Coughlin now is the Jaguars’ top decision-maker as the executive vice president of football operations, and he has helped transform the AFC South underachiever into a 10-4 team that has clinched a playoff berth and is headed for the division title. The worst-to-first makeover is a testament to his vision of how a team should be built, as the Jaguars have turned into a team that features terrific defense, a power running game and efficient quarterback play.

That vision is shared with Marrone, who was named head coach before Coughlin was hired, and the two went about reshaping the roster with some terrific personnel moves. Among the biggest:

Defensive end Calais Campbell was signed as an unrestricted free agent. The former Cardinals pass rusher has long been one of the league’s most effective, if underappreciated, defenders. The 6-8, 282-pound lineman has a career-high 14 1⁄2 sacks. Not only that, but he’s a terrific presence in the locker room who has greatly helped the team with his leadership. The Jaguars, who boast the third-ranked defense, lead the NFL with 51 sacks, prompting the team’s Twitter account to be renamed “Sacksonville.”

Rookie Leonard Fournette, a former LSU star drafted fourth overall, has 923 rushing yards and eight touchdowns, and the Jaguars lead the NFL in rushing yards per game. Having a reliable ground game has greatly helped fourth-year quarterback Blake Bortles, who has thrown fewer interceptions (eight) and has taken fewer sacks (21) to this point than he did in any of his previous three seasons.

The Jaguars initially targeted Branden Albert as their starting left tackle, acquiring him in a trade with the Dolphins. Albert had a change of heart and decided to retire, then wanted to come out of retirement a week later. Coughlin said no thanks and released him. The Jaguars turned to second-round rookie tackle Cam Robinson, who is having a solid season as the starter.

The like-minded football czar and his coach have proved to be an excellent combination. Coughlin has always believed in dominating the line of scrimmage on both sides of the ball, and the Jaguars have done just that. And Marrone is a straight-shooting coach who still believes that establishing the run and playing great defense is a winning formula. But the Jaguars aren’t afraid to throw it now, and Bortles has had a renaissance season after becoming a punching bag of negative comparisons during his first three years.

Even in training camp, it looked as if Bortles would be a flop. He was briefly replaced by Chad Henne as the starter, but Marrone went back to Bortles before the start of the season, a decision that was rewarded by Bortles’ improved play.

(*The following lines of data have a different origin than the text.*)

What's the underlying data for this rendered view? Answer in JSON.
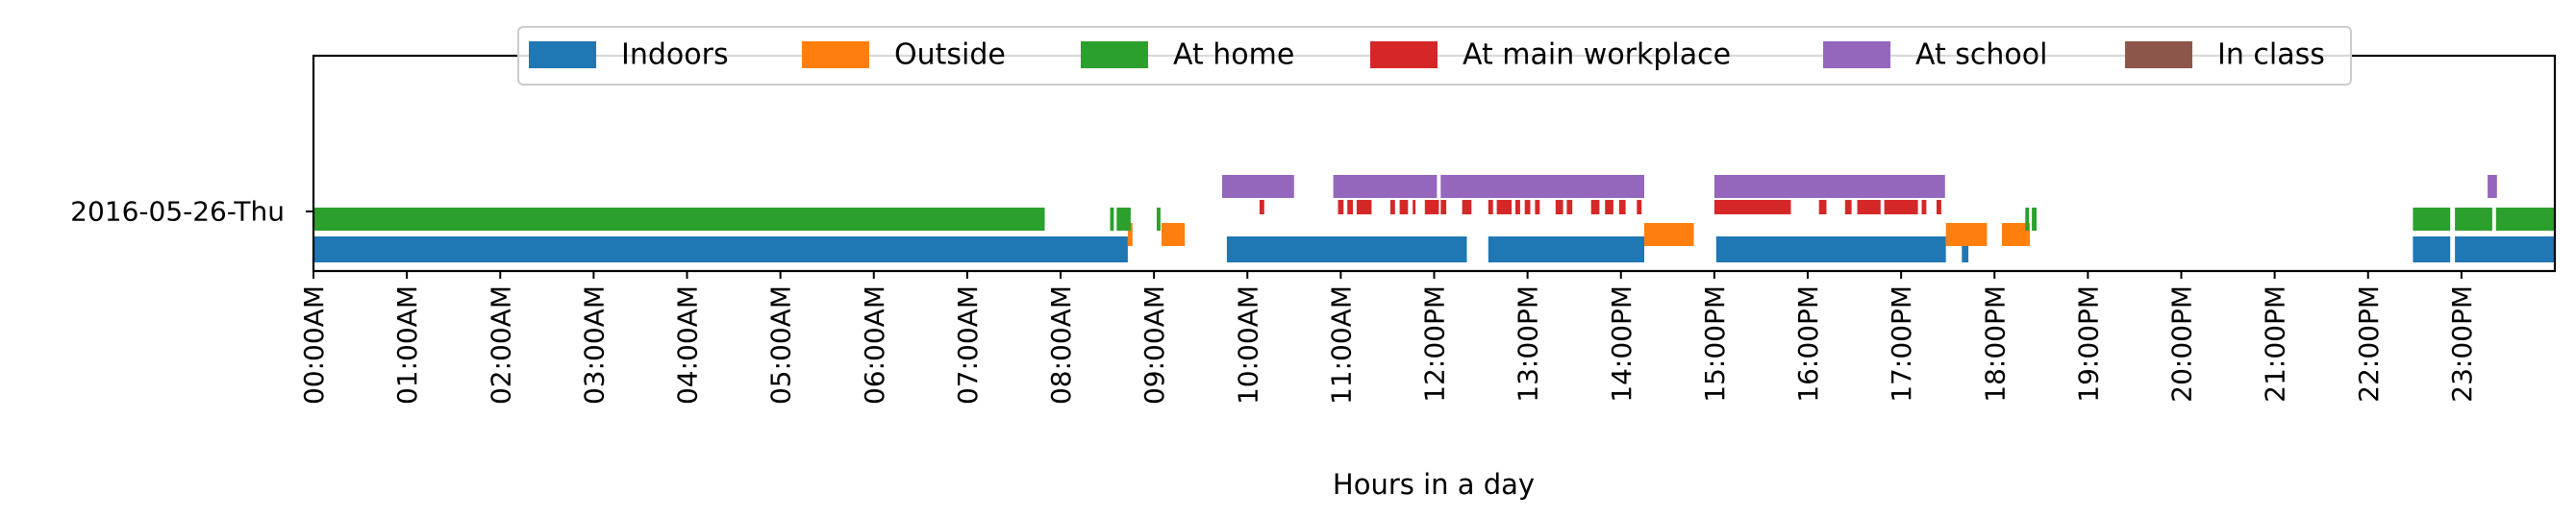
{
  "chart_data": {
    "type": "timeline",
    "title": "",
    "xlabel": "Hours in a day",
    "ylabel": "",
    "xlim": [
      0,
      24
    ],
    "day_label": "2016-05-26-Thu",
    "x_ticks": [
      "00:00AM",
      "01:00AM",
      "02:00AM",
      "03:00AM",
      "04:00AM",
      "05:00AM",
      "06:00AM",
      "07:00AM",
      "08:00AM",
      "09:00AM",
      "10:00AM",
      "11:00AM",
      "12:00PM",
      "13:00PM",
      "14:00PM",
      "15:00PM",
      "16:00PM",
      "17:00PM",
      "18:00PM",
      "19:00PM",
      "20:00PM",
      "21:00PM",
      "22:00PM",
      "23:00PM"
    ],
    "legend_position": "top-center",
    "grid": false,
    "series": [
      {
        "name": "Indoors",
        "color": "#1f77b4",
        "segments": [
          [
            0.0,
            8.72
          ],
          [
            9.78,
            12.35
          ],
          [
            12.58,
            14.25
          ],
          [
            15.02,
            17.48
          ],
          [
            17.65,
            17.72
          ],
          [
            22.48,
            22.88
          ],
          [
            22.93,
            24.0
          ]
        ]
      },
      {
        "name": "Outside",
        "color": "#ff7f0e",
        "segments": [
          [
            8.72,
            8.77
          ],
          [
            9.08,
            9.33
          ],
          [
            14.25,
            14.78
          ],
          [
            17.48,
            17.92
          ],
          [
            18.08,
            18.35
          ],
          [
            18.35,
            18.38
          ]
        ]
      },
      {
        "name": "At home",
        "color": "#2ca02c",
        "segments": [
          [
            0.0,
            7.83
          ],
          [
            8.53,
            8.57
          ],
          [
            8.6,
            8.75
          ],
          [
            9.03,
            9.07
          ],
          [
            18.33,
            18.37
          ],
          [
            18.4,
            18.45
          ],
          [
            22.48,
            22.88
          ],
          [
            22.93,
            23.33
          ],
          [
            23.37,
            24.0
          ]
        ]
      },
      {
        "name": "At main workplace",
        "color": "#d62728",
        "segments": [
          [
            10.13,
            10.18
          ],
          [
            10.97,
            11.03
          ],
          [
            11.07,
            11.13
          ],
          [
            11.17,
            11.33
          ],
          [
            11.53,
            11.58
          ],
          [
            11.63,
            11.72
          ],
          [
            11.77,
            11.8
          ],
          [
            11.9,
            12.05
          ],
          [
            12.07,
            12.13
          ],
          [
            12.3,
            12.4
          ],
          [
            12.58,
            12.63
          ],
          [
            12.67,
            12.83
          ],
          [
            12.87,
            12.92
          ],
          [
            12.97,
            13.03
          ],
          [
            13.08,
            13.13
          ],
          [
            13.3,
            13.38
          ],
          [
            13.42,
            13.48
          ],
          [
            13.68,
            13.77
          ],
          [
            13.83,
            13.92
          ],
          [
            13.98,
            14.05
          ],
          [
            14.17,
            14.22
          ],
          [
            15.0,
            15.82
          ],
          [
            16.12,
            16.2
          ],
          [
            16.4,
            16.47
          ],
          [
            16.53,
            16.78
          ],
          [
            16.82,
            17.18
          ],
          [
            17.22,
            17.27
          ],
          [
            17.38,
            17.43
          ]
        ]
      },
      {
        "name": "At school",
        "color": "#9467bd",
        "segments": [
          [
            9.73,
            10.5
          ],
          [
            10.92,
            12.03
          ],
          [
            12.07,
            14.25
          ],
          [
            15.0,
            17.47
          ],
          [
            23.28,
            23.38
          ]
        ]
      },
      {
        "name": "In class",
        "color": "#8c564b",
        "segments": []
      }
    ]
  }
}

That’s an important development, because it could mean that a potential answer at quarterback — Manning, Coughlin’s quarterback with the Giants — might no longer be necessary.

Manning to the Jaguars seemed to make perfect sense, especially given his uncertain future with the Giants. But if Bortles continues to show improvement, the Jaguars could opt to stick with the quarterback they took third overall in the 2014 draft.

How does Coughlin feel about all this? Well, he’s not saying. The two-time Super Bowl championship coach is a firm believer in having one voice for an organization, and that voice belongs to his coach. Coughlin declined an interview request through a team spokesman.

For a former coach whose favorite expression is “talk is cheap, play the game,” the Jaguars are doing just about everything to Coughlin’s liking.

Having clinched the team’s first playoff berth since 2007 and producing double-digit wins after six straight years of double-digit losses, the Jaguars can earn a home playoff game with a win over the 49ers in San Francisco on Sunday.

“To be a part of the team that is changing the culture, it is tough to put into words,” Bortles said. “It’s special. Unbelievably proud to be a part of this group and play for this organization.”

There is more work to be done, though.

“It’s kind of cool that we solidified our [playoff] spot,” said defensive tackle Malik Jackson, who was signed in 2016 after winning Super Bowl 50 with the Broncos. “It’s cool to be where we are, but we’re not done yet.”